Anoche cogimos un taxi a la salida del trabajo porque yo había dejado el utilitario en el garaje. Nos recogió un hombre de unos cuarenta y pico, alto, delgado, moreno y con la cabellera en retirada. Al menos ése es el aspecto que intuí desde el sillón de atrás, con la escasa claridad que proporcionaban las luces de la calle. Un tipo normal, salvo por su acento latinoamericano.
Le informamos de la dirección a donde debía llevarnos y él nos apuntó que acababa de ocurrir un accidente en la avenida marítima. Nos sugirió que tiráramos por dentro; es decir, que fuéramos callejeando en lugar de coger la autovía que bordea la ciudad.
«¿Saben? Éste es mi tercer día como taxista», nos comentó.
La confidencia tuvo la virtud de acortar distancias entre nosotros y provocó que mi compañero de viaje aprovechara la coyuntura para preguntarle por su origen: «¿Colombiano quizá?»
«No, venezolano», contestó. «Venezolano, pero con pedigrí canario», precisó.
Luego aclaró que sus padres habían emigrado en los 50 y que él llevaba seis años en Canarias, que se encontraba muy bien, en fin… Yo le comenté que tenía parientes en Argentina, unos parientes, por cierto, a los que no conozco porque descienden de un hermano de mi abuelo que émigró hacia principios del siglo XX, y ya ha llovido mucho desde entonces.
A lo mejor no era ésa su intención, pero la aclaración de que tenía «pedigrí canario» me sonó a postura defensiva, como decir: oiga no se vaya usted a creer que soy extranjero extranjero; sí soy extranjero pero menos.
Y como me pasa a menudo, tomé esa premisa como cierta y me fui pensando en sus razones: Quizas el hombre había sufrido algún que otro capítulo de xenofobia y temía que le fuéramos a salir con aquello de ‘parece mentira un venezolano con empleo con tantos canarios que hay en el paro’, o, simple y llanamente, se enorgullecía de sus orígenes.
Aparte de dura, la vida de una familia de emigrantes debe ser emocionante. Imaginemos a los padres de mi protagonista en el momento de su partida. Son los años 50. No hay más medios de comunicación que el correo y el teléfono y éste último es caro y engorroso. La idea de que la familia pueda hacer una escapadita para verlos es, en principio, una quimera. Se marchan sin saber si volverán a ver a sus seres queridos o a pisar su tierra. Cuarenta años después su hijo conduce un taxi por las calles de la ciudad que abandonaron -quizas procedían de otra isla, no lo aclaró-.

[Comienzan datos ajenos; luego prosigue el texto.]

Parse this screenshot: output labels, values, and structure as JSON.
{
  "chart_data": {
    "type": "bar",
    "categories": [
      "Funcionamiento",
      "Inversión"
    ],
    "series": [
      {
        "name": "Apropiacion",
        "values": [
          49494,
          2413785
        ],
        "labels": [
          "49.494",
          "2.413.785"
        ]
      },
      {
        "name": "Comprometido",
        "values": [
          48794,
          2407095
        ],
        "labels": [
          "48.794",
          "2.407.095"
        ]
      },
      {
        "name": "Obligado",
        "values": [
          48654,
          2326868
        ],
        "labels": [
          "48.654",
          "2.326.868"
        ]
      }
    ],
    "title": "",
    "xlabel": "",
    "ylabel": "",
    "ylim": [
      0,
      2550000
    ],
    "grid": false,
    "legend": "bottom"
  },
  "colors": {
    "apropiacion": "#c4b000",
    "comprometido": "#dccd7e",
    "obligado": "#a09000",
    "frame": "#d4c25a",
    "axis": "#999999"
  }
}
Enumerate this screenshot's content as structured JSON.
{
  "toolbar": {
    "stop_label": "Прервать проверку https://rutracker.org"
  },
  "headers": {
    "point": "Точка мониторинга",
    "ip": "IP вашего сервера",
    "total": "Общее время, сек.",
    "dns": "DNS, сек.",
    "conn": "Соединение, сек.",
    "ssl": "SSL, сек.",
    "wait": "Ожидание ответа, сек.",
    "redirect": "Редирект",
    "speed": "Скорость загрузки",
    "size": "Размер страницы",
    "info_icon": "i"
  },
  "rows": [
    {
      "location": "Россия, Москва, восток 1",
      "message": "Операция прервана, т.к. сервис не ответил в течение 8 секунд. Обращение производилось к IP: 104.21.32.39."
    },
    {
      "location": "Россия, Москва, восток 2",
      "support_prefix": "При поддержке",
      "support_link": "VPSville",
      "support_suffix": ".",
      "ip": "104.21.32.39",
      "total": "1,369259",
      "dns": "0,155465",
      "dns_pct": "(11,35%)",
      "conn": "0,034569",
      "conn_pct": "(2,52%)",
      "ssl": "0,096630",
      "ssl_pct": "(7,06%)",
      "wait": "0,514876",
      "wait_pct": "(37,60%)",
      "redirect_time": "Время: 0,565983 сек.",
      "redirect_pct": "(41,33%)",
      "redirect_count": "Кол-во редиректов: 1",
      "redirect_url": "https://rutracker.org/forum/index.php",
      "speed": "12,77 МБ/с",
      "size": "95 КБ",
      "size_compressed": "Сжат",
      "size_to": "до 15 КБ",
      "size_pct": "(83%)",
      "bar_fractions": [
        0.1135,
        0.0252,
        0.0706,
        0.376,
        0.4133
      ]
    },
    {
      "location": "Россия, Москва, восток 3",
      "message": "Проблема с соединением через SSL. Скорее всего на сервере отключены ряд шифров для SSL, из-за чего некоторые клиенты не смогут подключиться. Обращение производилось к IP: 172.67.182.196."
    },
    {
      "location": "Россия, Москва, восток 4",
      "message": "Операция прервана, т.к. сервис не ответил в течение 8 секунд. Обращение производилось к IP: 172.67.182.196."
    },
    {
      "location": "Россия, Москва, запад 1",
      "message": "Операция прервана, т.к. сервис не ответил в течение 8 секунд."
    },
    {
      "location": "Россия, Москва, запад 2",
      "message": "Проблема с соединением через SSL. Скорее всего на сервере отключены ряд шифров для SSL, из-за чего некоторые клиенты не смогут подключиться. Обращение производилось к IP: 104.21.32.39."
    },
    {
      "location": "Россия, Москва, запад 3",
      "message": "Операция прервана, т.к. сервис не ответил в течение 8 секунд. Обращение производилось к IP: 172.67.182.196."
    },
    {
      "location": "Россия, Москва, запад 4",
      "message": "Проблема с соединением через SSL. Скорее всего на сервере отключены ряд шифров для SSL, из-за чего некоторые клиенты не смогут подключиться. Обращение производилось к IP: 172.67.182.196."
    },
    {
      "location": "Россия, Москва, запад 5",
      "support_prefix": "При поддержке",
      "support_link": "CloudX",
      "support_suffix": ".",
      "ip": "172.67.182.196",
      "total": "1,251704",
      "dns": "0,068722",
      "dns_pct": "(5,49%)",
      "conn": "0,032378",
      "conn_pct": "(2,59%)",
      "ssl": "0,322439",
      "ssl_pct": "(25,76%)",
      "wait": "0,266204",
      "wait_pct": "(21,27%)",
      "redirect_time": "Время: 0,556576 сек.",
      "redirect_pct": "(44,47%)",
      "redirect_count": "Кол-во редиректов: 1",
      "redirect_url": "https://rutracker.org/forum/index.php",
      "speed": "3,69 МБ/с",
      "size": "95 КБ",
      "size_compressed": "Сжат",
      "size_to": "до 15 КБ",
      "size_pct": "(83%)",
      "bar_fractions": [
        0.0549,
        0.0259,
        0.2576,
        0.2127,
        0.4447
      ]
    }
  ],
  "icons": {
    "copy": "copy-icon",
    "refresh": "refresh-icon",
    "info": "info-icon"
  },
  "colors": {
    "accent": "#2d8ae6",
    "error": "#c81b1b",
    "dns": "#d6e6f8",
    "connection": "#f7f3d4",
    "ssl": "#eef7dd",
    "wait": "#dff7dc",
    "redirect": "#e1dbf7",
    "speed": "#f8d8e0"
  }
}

Durante el trayecto hablamos de acentos y yo, para agradar, le dije que me gustaba mucho el suyo, que sonaba muy dulce. Él se soltó un poco y nos contó que a su padre le preguntaban en Venezuela que si era cubano y que en todos los años que llevaba en aquel país no había perdido el deje canario. «Se te pegan los modismos, pero no pierdes el acento. Yo ya llevo seis años aquí», señaló.
Pensé que hablaba con conocimiento de causa, porque había heredado el oficio de emigrante de su padre y debía saber mucho sobre acentos en tierra extraña.
(Foto: La foto es de Gracey/Morguefile y, desde luego, no es el taxi de mi chófer con pedigrí. Anoche no llovía)
Ruymán
Lo triste es que aciertes con tu razonamiento -acento sudamericano y actitud defensiva- y haya acabado viviendo como un emigrante en la tierra de sus padres, como, por desgracia, le ha ocurrido a otros muchos canarios retornados desde Venezuela, tras el deterioro social del país.